It’s been a while…

We certainly haven’t kept up with blogging the way that we intended. In our defense life has been BUSY!  In the next few days we’ll work on updating all of our *fans* with some pictures and anecdotes of the wonderful adventures this first year of marriage and life on the east coast has taken us on.  We’re loving every minute of this crazy and hectic life out here.  We were warned that none of it would be easy, it hasn’t, but in the midst of challenge and struggle we have found a God who has provided for us in every way.  We would not be the people that we are today without having walked through the fires that we’ve walked in these last 11 months.  Here’s a short story from Rebbeca, a brief update on life in the classroom…

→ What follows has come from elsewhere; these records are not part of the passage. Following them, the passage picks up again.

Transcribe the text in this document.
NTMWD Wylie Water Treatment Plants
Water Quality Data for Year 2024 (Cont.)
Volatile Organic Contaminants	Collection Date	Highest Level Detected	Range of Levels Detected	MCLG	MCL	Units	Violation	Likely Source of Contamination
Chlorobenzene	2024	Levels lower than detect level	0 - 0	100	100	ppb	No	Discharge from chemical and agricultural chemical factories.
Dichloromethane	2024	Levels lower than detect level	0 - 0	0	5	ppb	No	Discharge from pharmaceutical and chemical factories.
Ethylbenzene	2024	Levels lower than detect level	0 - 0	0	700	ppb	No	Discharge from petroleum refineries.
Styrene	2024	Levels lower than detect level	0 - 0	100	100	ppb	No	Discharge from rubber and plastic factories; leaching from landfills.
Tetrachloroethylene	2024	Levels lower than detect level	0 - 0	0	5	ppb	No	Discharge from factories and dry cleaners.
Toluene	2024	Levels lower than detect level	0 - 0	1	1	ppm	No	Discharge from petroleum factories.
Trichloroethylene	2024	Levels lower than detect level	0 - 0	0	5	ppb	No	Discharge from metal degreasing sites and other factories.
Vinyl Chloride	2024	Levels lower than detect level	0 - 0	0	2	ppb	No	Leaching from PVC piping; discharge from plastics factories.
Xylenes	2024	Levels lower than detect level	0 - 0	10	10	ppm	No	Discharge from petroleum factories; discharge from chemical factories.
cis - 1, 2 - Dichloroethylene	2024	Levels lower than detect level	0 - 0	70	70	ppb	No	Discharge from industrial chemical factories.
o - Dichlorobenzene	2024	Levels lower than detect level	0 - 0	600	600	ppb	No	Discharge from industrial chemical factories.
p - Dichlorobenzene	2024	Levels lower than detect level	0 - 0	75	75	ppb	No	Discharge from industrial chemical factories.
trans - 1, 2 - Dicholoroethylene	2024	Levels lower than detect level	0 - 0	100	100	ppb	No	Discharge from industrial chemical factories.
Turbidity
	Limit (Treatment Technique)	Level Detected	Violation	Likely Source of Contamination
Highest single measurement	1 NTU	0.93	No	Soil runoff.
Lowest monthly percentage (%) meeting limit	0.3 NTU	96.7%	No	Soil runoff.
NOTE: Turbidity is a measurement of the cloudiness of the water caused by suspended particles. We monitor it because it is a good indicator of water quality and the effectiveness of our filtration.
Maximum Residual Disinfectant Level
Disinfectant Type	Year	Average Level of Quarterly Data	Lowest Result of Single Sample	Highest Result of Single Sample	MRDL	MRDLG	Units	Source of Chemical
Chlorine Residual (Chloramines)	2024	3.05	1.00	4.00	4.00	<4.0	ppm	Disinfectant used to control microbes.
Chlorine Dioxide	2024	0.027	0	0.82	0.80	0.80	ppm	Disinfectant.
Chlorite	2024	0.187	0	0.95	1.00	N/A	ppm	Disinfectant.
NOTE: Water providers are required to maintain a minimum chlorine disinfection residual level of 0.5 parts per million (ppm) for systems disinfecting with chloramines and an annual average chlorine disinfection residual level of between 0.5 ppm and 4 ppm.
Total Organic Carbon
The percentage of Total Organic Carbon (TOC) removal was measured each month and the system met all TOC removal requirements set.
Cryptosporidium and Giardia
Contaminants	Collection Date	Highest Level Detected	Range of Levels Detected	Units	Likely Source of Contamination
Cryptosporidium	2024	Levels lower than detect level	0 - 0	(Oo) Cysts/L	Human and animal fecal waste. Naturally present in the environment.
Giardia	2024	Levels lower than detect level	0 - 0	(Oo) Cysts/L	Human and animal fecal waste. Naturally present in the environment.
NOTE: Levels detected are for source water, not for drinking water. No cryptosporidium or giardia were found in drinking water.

Life in Room 218, what can I say?  There have been good times, and there have been bad times.  I have yet, in my 8 months as a teacher, to be surprised by something that my students were lacking.  I came to Teach for America and NVHS fully expecting the achievement gap that I have witnessed to.  That is in fact why the organization exists.  There have been plenty of surprises though.  I guess I shouldn’t have been so shocked to see the HUGE roadblocks that students and teachers alike endure in order to achieve this thing called education.  If the system were perfect, then I suppose the problem wouldn’t exists.  I guess it was just the realization and implication that those imperfections brought that has had me thinking for quite some time now.  Teach for America has this thing (I forget what it’s called, and sadly do not have a book to reference) about a teacher’s “Locus of Control”.  The idea is that we as teachers (especially in our first year), have very little control over anything that happens in our school and in our student’s lives, except what we CAN DO in OUR CLASSROOMS.  I absolutely believe in this idea.  It also drives me completely insane most days because as a teacher I have discovered that in a system with all of the imperfections that our urban districts posses, with such a small locus of control, I can really do very little to close this achievement gap that my students live with.  Now make sure you hear me on this, I AM NOT using this as an excuse to no longer work tirelessly for the achievement of my students in my classroom.  I absolutely do.  BUT, let’s be realistic.  The problem of education inequity goes WAY beyond classroom teachers.  I fully expected the lack of parental support, social/economic problems at home, broken families, and I have maintained my high student expectations amidst those things.  But in a system that is completely broken down, the problems go way beyond what students working together with their teachers can really combat.  I will continue to work tirelessly for my students in my classroom, but it is a daily struggle to keep my “locus of control” in perspective knowing that real solutions to these educational problems will not be found until the entire system is evaluated and ALL parties work together as a team with one common goal: the pursuit of excellent education for our students.